All diese Tier- und Pflanzenarten stehen in Beziehungen zueinander durch ziemlich komplizierte und verworrene Arrangements und Nahrungsketten.
Der Boden ist nicht unersetzlich, jedoch leicht verletzlich. Jede Art von Eingriff durch uns Menschen stört die Regelabläufe im Boden. Solange die Grenzen der Belastungen nicht überschritten werden, z.B. bei einer vorsichtigen, naturgemäßen Bewirtschaftung unserer Gärten, können die Selbstregulierungskräfte des Bodens noch wirken.
Ein idealer Boden besteht zu 50% aus festen Bestandteilen (Mineralboden und Humus) und 50% Hohlräumen, ca. zur Hälfte jeweils mit Wasser gefüllt.
Ganz wichtig ist die Filterwirkung des Bodens. Zugeführte Stoffe, auch Regenwasser, können, abhängig von der Zusammensetzung und Aktivität des Bodens, festgehalten, gelagert, ab- und umgebaut und bei Bedarf den Pflanzen zur Verfügung gestellt werden.
Der Boden ist also quasi der „Magen der Pflanzen“.
Für das Pflanzenwachstum sind nicht nur Bodenart und Bodentyp ausschlaggebend, sondern der gesamte Zustand des Wurzelraumes, seine physikalische, chemische und biologische Beschaffenheit. Hierfür wurden die Begriffen „Bodengare“ und „Bodenstruktur“ geprägt.
Am besten ist die sog. Krümelstruktur, der Boden besteht hier aus mehr oder weniger großen, stabilen Krümeln. Dies wird erreicht, wenn der Boden mittelschwer und einen reichen Humusgehalt hat.
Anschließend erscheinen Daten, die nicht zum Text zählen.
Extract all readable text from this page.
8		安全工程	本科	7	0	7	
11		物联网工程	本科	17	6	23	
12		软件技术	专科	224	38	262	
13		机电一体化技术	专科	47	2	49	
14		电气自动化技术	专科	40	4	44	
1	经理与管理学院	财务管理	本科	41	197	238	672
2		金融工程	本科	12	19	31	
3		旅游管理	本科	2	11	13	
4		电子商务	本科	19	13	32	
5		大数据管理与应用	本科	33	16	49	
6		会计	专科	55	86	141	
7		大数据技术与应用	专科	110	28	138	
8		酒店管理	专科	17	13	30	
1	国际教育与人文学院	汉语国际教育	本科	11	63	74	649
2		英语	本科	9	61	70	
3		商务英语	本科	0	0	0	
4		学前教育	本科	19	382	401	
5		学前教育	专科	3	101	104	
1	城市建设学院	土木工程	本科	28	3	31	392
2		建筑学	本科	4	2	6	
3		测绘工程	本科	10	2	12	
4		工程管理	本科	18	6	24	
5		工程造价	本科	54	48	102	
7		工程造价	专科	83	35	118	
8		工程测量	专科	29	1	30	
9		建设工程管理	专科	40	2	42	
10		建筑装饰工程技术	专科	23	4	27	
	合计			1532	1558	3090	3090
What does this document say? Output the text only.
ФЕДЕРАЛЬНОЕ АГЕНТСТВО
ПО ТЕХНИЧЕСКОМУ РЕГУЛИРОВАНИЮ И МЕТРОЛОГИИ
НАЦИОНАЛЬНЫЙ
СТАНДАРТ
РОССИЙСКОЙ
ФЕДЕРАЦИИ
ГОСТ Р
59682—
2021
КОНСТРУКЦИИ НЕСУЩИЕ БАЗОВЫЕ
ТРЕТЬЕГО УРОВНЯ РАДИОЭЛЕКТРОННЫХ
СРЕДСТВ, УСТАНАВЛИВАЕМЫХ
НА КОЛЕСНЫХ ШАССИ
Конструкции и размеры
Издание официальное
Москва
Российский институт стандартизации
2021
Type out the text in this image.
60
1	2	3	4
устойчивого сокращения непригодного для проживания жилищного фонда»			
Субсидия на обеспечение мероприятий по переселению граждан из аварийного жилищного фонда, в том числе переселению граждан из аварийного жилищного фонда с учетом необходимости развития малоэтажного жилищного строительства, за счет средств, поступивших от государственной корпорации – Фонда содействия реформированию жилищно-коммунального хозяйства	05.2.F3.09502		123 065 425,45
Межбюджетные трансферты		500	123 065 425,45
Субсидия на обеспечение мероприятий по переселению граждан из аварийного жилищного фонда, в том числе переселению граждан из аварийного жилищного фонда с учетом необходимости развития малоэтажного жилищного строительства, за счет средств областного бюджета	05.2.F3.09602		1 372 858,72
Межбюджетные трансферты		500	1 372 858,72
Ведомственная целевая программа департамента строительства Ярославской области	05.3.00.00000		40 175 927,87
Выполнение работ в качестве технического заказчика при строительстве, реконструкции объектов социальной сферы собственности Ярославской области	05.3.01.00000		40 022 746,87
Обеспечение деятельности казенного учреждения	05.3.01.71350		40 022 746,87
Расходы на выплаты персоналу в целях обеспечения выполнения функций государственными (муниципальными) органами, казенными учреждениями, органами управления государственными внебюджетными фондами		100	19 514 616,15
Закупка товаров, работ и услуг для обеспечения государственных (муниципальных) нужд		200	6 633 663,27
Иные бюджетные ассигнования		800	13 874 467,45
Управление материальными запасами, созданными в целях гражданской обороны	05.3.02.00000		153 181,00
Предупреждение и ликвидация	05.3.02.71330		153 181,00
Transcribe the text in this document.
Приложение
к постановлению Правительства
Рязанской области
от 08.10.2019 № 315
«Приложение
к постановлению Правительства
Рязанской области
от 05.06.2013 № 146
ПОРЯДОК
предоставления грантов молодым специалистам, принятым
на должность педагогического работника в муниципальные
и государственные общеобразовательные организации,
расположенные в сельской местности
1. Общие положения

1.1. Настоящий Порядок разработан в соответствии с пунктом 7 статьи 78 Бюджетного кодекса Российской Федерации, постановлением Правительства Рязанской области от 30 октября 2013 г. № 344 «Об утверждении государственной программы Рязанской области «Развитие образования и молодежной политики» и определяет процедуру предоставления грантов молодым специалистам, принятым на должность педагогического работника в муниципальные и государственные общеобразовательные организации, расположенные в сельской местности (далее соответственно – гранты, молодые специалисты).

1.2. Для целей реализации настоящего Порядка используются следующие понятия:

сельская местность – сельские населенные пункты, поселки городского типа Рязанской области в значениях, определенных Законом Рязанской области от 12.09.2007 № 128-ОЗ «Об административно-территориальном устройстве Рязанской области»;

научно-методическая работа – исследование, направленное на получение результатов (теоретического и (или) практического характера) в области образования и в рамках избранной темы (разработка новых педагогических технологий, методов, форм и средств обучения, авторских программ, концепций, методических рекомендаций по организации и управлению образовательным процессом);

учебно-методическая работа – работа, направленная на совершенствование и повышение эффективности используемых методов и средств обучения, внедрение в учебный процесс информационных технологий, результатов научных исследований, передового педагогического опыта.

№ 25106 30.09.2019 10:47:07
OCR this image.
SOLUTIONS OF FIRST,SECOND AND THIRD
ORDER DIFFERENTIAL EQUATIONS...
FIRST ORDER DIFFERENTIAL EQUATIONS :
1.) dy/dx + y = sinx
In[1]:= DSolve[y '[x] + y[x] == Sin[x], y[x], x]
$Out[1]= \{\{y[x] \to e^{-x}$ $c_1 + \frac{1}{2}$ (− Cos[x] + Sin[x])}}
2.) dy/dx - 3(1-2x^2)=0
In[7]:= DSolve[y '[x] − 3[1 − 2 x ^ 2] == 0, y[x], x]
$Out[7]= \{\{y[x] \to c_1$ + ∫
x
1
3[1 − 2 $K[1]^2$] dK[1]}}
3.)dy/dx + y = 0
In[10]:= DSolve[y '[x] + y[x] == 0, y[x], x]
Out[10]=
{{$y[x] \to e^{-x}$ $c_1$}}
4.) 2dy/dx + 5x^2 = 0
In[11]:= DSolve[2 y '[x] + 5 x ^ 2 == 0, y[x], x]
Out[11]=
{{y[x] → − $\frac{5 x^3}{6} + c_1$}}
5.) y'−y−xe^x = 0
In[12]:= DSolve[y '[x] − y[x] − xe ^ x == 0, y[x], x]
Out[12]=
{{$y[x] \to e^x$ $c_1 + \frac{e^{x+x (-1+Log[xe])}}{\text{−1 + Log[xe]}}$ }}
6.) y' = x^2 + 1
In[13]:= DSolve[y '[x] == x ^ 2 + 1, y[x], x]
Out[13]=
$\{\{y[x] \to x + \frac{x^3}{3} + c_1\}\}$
Dieser dient als Nahrungsquelle für die Mikroorganismen, die durch ihre Arbeit die einzelnen Bodenteilchen miteinander verbinden und so die gewünschten Bodenkrümel schaffen. Die Idealform dieser Struktur findet man beim Regenwurmkot. In 1 g befinden sich über 52 Mio. Mikroben, in 1 g normalen Gartenboden dagegen nur etwa 10-11 Mio. Der Regenwurm ist also einer der wichtigsten Nützlinge im Garten, je mehr von ihnen im Boden leben, desto besser ist die Bodenstruktur.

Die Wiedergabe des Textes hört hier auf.